The dog brought to mind my great great grandfather, Jesse Carroll Worthington, Confederate veteran from Ninemile, Tennessee. He shot himself in the barn lot when he was 74. His dog wouldn't let anyone near the body until the third day. I suppose because his scent changed. My 4th cousin by one of Jesse Carroll's brothers, Wendell Walker, told me the story. My response was, "Good dog." Wendell looked at me a moment like to say no one ever said that before.
Jr's most recent period of detention clarified for him who his friends are. One morning when I went in to see him, he was in a depressed state. He was feeling sorrow to find that some of the people who make a fuss over him when they see him five minutes every two or three months, don't care. They don't visit him, they don't call him. When they do see him, it's a whirl of noise and smoke for a few minutes pretending he's important to them, then they're gone. Now that he's been home a few hours short of two days, the ones who have stopped by to visit and stayed an hour or two happen to be the ones he realized in the nursing home bed are his only real friends. Of the ones attempting to keep him locked down with lies, professions of love and caring, talking at him instead of to him, not one has shown up or even called.
Jr's physical therapist walked in while he was telling me about his new understanding.

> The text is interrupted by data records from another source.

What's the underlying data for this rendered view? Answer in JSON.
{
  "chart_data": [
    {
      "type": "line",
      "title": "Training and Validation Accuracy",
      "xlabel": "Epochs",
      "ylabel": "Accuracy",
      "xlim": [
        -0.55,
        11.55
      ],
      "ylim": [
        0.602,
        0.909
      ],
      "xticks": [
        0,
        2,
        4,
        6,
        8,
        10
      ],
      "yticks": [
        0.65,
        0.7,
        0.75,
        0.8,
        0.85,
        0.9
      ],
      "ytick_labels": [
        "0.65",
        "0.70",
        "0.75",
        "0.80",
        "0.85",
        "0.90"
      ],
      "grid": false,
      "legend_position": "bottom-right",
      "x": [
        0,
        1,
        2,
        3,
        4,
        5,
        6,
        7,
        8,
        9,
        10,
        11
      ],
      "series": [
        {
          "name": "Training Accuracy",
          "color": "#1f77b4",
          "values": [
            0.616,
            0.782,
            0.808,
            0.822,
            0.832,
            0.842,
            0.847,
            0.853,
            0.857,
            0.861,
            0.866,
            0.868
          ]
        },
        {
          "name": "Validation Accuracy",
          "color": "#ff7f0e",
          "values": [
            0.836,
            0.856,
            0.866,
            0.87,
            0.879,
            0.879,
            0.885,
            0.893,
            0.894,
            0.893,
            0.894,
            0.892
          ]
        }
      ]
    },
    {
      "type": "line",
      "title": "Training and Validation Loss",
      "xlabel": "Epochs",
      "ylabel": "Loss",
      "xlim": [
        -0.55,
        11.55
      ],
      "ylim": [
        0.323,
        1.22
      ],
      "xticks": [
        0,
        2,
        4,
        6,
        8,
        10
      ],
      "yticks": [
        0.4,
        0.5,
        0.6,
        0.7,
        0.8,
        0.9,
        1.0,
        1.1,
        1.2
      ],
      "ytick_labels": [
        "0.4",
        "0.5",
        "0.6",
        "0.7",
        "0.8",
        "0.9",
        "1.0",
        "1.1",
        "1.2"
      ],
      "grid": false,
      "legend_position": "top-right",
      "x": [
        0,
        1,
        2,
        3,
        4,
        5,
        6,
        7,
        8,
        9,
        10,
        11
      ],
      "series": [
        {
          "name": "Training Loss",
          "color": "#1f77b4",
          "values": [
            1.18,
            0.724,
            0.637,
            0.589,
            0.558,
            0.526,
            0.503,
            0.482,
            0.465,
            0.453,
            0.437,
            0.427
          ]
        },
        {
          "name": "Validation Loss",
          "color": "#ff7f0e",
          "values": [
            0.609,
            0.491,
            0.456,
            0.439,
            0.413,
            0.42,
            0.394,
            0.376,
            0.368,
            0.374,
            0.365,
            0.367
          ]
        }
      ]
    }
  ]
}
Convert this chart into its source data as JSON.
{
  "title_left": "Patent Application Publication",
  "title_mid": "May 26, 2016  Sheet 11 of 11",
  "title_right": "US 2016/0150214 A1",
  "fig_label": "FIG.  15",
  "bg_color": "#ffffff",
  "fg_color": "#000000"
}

She was struck by his demeanor on sight and asked what's his problem. I said, "He's had the misfortune of living long enough to see who his friends are and who his friends are not." A pained look came over her face. She looked at him to affirm or deny what I'd said. He said, "That's right." She said, "Oh. That hurts." And she set about cheering him up. Over and over I've seen the healing power of feminine energy on him. When a woman takes hold of his hand and talks to him he is fully present. It's not romance, nor is it a sexual feeling in him. It's feminine energy. When almost any woman stops by the house to visit with him, I ask her to sit beside him where he can feel what for him is life energy.
His first day home he went to bed at three in the afternoon and rose at ten the next morning. Nineteen hours. Sometimes asleep, sometimes awake. He drifts back and forth, largely staying in that place between asleep and awake, which is both and neither. It is, however, restful. He asked me why he was so tired. I thought of what we call jet lag. I told him I've seen in people I've known who go away for an extended period of time and return home, all they want to do is sleep. I don't know that, but it seemed like a reasonable answer to his question going by my own experience. It was the best I could do. I added that all he has done for the last 2.5 months is lie in bed, maybe he got used to it, which I doubted and he did too. Last night he went to bed at 7. It's 10:30 the next morning and he's still lying down. He's been up a few times to pee. After some time thinking about it, I've come to 2.5 months of incarceration against his will caused much anxiety and tension. When he was released, those months of tension fell away and left him feeling drained. He said that felt more like it.
We both had surprises come up concerning who our friends are. When somebody I thought was a friend shows me they're not, I think of it as illusion-busting. I had an illusion and it went pop like a balloon. It doesn't feel so good for awhile, like a friend died. But I don't carry that illusion anymore; it's a relief to have it gone. Jr feels the same way. Back where a friend is a friend.